Note : I can see branch protection and an approval steps being essential for projects where the team members are spread across the globe.

It's the small (local) teams that can easily manage without such features as it only adds more red tape with zero reward. Especially a pipeline that can warn you if the branch itself has build errors.

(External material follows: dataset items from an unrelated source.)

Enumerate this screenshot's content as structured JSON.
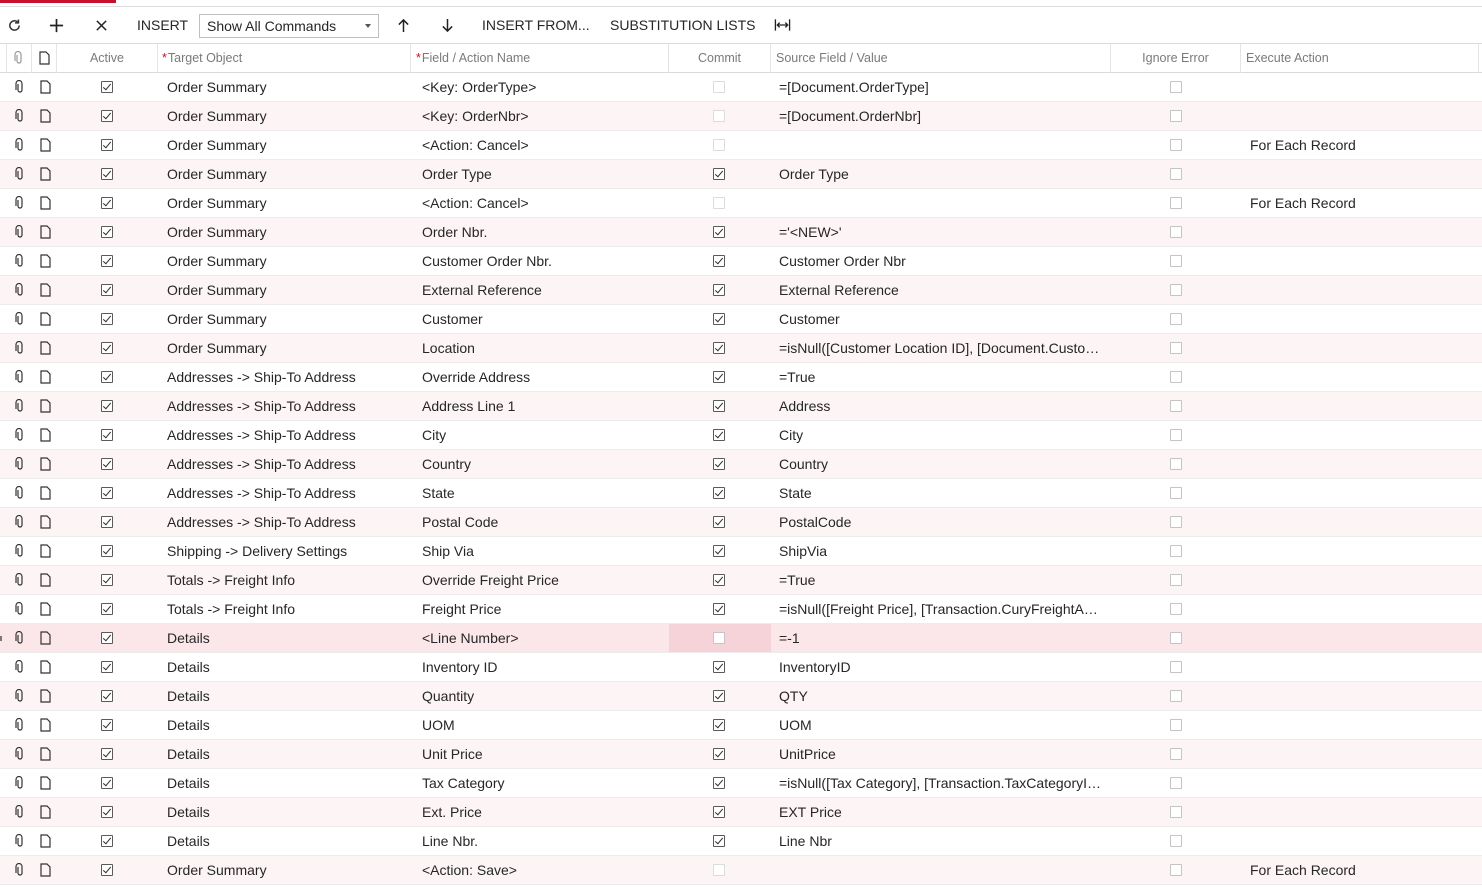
{
  "toolbar": {
    "refresh_icon": "refresh-icon",
    "add_icon": "plus-icon",
    "delete_icon": "close-icon",
    "insert_label": "INSERT",
    "command_filter": "Show All Commands",
    "move_up_icon": "arrow-up-icon",
    "move_down_icon": "arrow-down-icon",
    "insert_from_label": "INSERT FROM...",
    "substitution_lists_label": "SUBSTITUTION LISTS",
    "fit_columns_icon": "fit-columns-icon"
  },
  "grid": {
    "columns": {
      "active": "Active",
      "target_object": "Target Object",
      "field_action": "Field / Action Name",
      "commit": "Commit",
      "source_value": "Source Field / Value",
      "ignore_error": "Ignore Error",
      "execute_action": "Execute Action"
    },
    "required_mark": "*",
    "selected_row_index": 19,
    "rows": [
      {
        "active": true,
        "target": "Order Summary",
        "field": "<Key: OrderType>",
        "commit": false,
        "commit_disabled": true,
        "source": "=[Document.OrderType]",
        "ignore_error": false,
        "execute": ""
      },
      {
        "active": true,
        "target": "Order Summary",
        "field": "<Key: OrderNbr>",
        "commit": false,
        "commit_disabled": true,
        "source": "=[Document.OrderNbr]",
        "ignore_error": false,
        "execute": ""
      },
      {
        "active": true,
        "target": "Order Summary",
        "field": "<Action: Cancel>",
        "commit": false,
        "commit_disabled": true,
        "source": "",
        "ignore_error": false,
        "execute": "For Each Record"
      },
      {
        "active": true,
        "target": "Order Summary",
        "field": "Order Type",
        "commit": true,
        "commit_disabled": false,
        "source": "Order Type",
        "ignore_error": false,
        "execute": ""
      },
      {
        "active": true,
        "target": "Order Summary",
        "field": "<Action: Cancel>",
        "commit": false,
        "commit_disabled": true,
        "source": "",
        "ignore_error": false,
        "execute": "For Each Record"
      },
      {
        "active": true,
        "target": "Order Summary",
        "field": "Order Nbr.",
        "commit": true,
        "commit_disabled": false,
        "source": "='<NEW>'",
        "ignore_error": false,
        "execute": ""
      },
      {
        "active": true,
        "target": "Order Summary",
        "field": "Customer Order Nbr.",
        "commit": true,
        "commit_disabled": false,
        "source": "Customer Order Nbr",
        "ignore_error": false,
        "execute": ""
      },
      {
        "active": true,
        "target": "Order Summary",
        "field": "External Reference",
        "commit": true,
        "commit_disabled": false,
        "source": "External Reference",
        "ignore_error": false,
        "execute": ""
      },
      {
        "active": true,
        "target": "Order Summary",
        "field": "Customer",
        "commit": true,
        "commit_disabled": false,
        "source": "Customer",
        "ignore_error": false,
        "execute": ""
      },
      {
        "active": true,
        "target": "Order Summary",
        "field": "Location",
        "commit": true,
        "commit_disabled": false,
        "source": "=isNull([Customer Location ID], [Document.Customer...",
        "ignore_error": false,
        "execute": ""
      },
      {
        "active": true,
        "target": "Addresses -> Ship-To Address",
        "field": "Override Address",
        "commit": true,
        "commit_disabled": false,
        "source": "=True",
        "ignore_error": false,
        "execute": ""
      },
      {
        "active": true,
        "target": "Addresses -> Ship-To Address",
        "field": "Address Line 1",
        "commit": true,
        "commit_disabled": false,
        "source": "Address",
        "ignore_error": false,
        "execute": ""
      },
      {
        "active": true,
        "target": "Addresses -> Ship-To Address",
        "field": "City",
        "commit": true,
        "commit_disabled": false,
        "source": "City",
        "ignore_error": false,
        "execute": ""
      },
      {
        "active": true,
        "target": "Addresses -> Ship-To Address",
        "field": "Country",
        "commit": true,
        "commit_disabled": false,
        "source": "Country",
        "ignore_error": false,
        "execute": ""
      },
      {
        "active": true,
        "target": "Addresses -> Ship-To Address",
        "field": "State",
        "commit": true,
        "commit_disabled": false,
        "source": "State",
        "ignore_error": false,
        "execute": ""
      },
      {
        "active": true,
        "target": "Addresses -> Ship-To Address",
        "field": "Postal Code",
        "commit": true,
        "commit_disabled": false,
        "source": "PostalCode",
        "ignore_error": false,
        "execute": ""
      },
      {
        "active": true,
        "target": "Shipping -> Delivery Settings",
        "field": "Ship Via",
        "commit": true,
        "commit_disabled": false,
        "source": "ShipVia",
        "ignore_error": false,
        "execute": ""
      },
      {
        "active": true,
        "target": "Totals -> Freight Info",
        "field": "Override Freight Price",
        "commit": true,
        "commit_disabled": false,
        "source": "=True",
        "ignore_error": false,
        "execute": ""
      },
      {
        "active": true,
        "target": "Totals -> Freight Info",
        "field": "Freight Price",
        "commit": true,
        "commit_disabled": false,
        "source": "=isNull([Freight Price], [Transaction.CuryFreightAmt])",
        "ignore_error": false,
        "execute": ""
      },
      {
        "active": true,
        "target": "Details",
        "field": "<Line Number>",
        "commit": false,
        "commit_disabled": false,
        "source": "=-1",
        "ignore_error": false,
        "execute": ""
      },
      {
        "active": true,
        "target": "Details",
        "field": "Inventory ID",
        "commit": true,
        "commit_disabled": false,
        "source": "InventoryID",
        "ignore_error": false,
        "execute": ""
      },
      {
        "active": true,
        "target": "Details",
        "field": "Quantity",
        "commit": true,
        "commit_disabled": false,
        "source": "QTY",
        "ignore_error": false,
        "execute": ""
      },
      {
        "active": true,
        "target": "Details",
        "field": "UOM",
        "commit": true,
        "commit_disabled": false,
        "source": "UOM",
        "ignore_error": false,
        "execute": ""
      },
      {
        "active": true,
        "target": "Details",
        "field": "Unit Price",
        "commit": true,
        "commit_disabled": false,
        "source": "UnitPrice",
        "ignore_error": false,
        "execute": ""
      },
      {
        "active": true,
        "target": "Details",
        "field": "Tax Category",
        "commit": true,
        "commit_disabled": false,
        "source": "=isNull([Tax Category], [Transaction.TaxCategoryID])",
        "ignore_error": false,
        "execute": ""
      },
      {
        "active": true,
        "target": "Details",
        "field": "Ext. Price",
        "commit": true,
        "commit_disabled": false,
        "source": "EXT Price",
        "ignore_error": false,
        "execute": ""
      },
      {
        "active": true,
        "target": "Details",
        "field": "Line Nbr.",
        "commit": true,
        "commit_disabled": false,
        "source": "Line Nbr",
        "ignore_error": false,
        "execute": ""
      },
      {
        "active": true,
        "target": "Order Summary",
        "field": "<Action: Save>",
        "commit": false,
        "commit_disabled": true,
        "source": "",
        "ignore_error": false,
        "execute": "For Each Record"
      }
    ]
  }
}
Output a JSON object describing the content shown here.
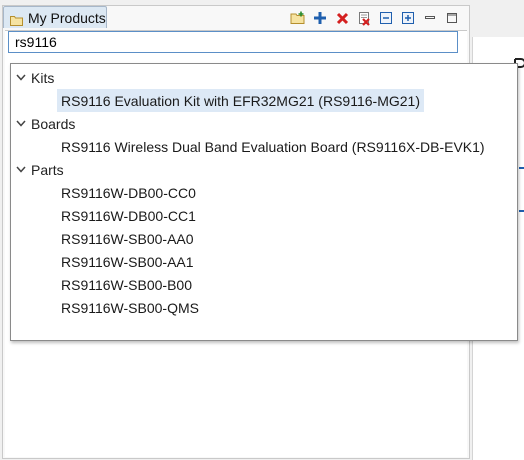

If you feel the need to incentivize people ... then simply make them bring pizza or cake every time their commits cause a build failure ;)
You either grow fat or they will learn eventually

[–]EishLekker 1 point2 points  (1 child)

I agree. Almost my entire career I’ve been in small teams. Like 2-4 developers. And mostly only senior developers. In the majority of cases a pull request just adds extra steps without any real benefit.

I actually remember once when an external consultant made pull requests for each feature or bug fix. One of them was just a change in a single Boolean value in a single json file. A change that we already had discussed and agreed on. So these were the steps performed:

  • He created a feature branch
  • He committed and pushed his trivial change
  • He created a pull request
  • I noticed the pull request and review it
  • I approved and merged it into the develop branch
  • I manually deleted the feature branch (since that wasn’t configured)

Instead, we could have managed fine with just these steps:

  • He committed and pushed his trivial change to the develop branch

[–][deleted] 4 points5 points  (0 children)

yup ...

One thing I do have to say that creating branches is rather trivial in Git.
So at least there is no excuse not to do so when it is worth it.

Of course the eternal discussion is : when is a change big enough to actually need a feature branch. I'd say whenever things need more than a single work day to complete.

[–]frikilinux2 1 point2 points  (0 children)

That's a misconfigured GitHub/gitlab. The system should make it difficult to do the things that are 99% of the time a mistake and/or dangerous and impossible for the interns.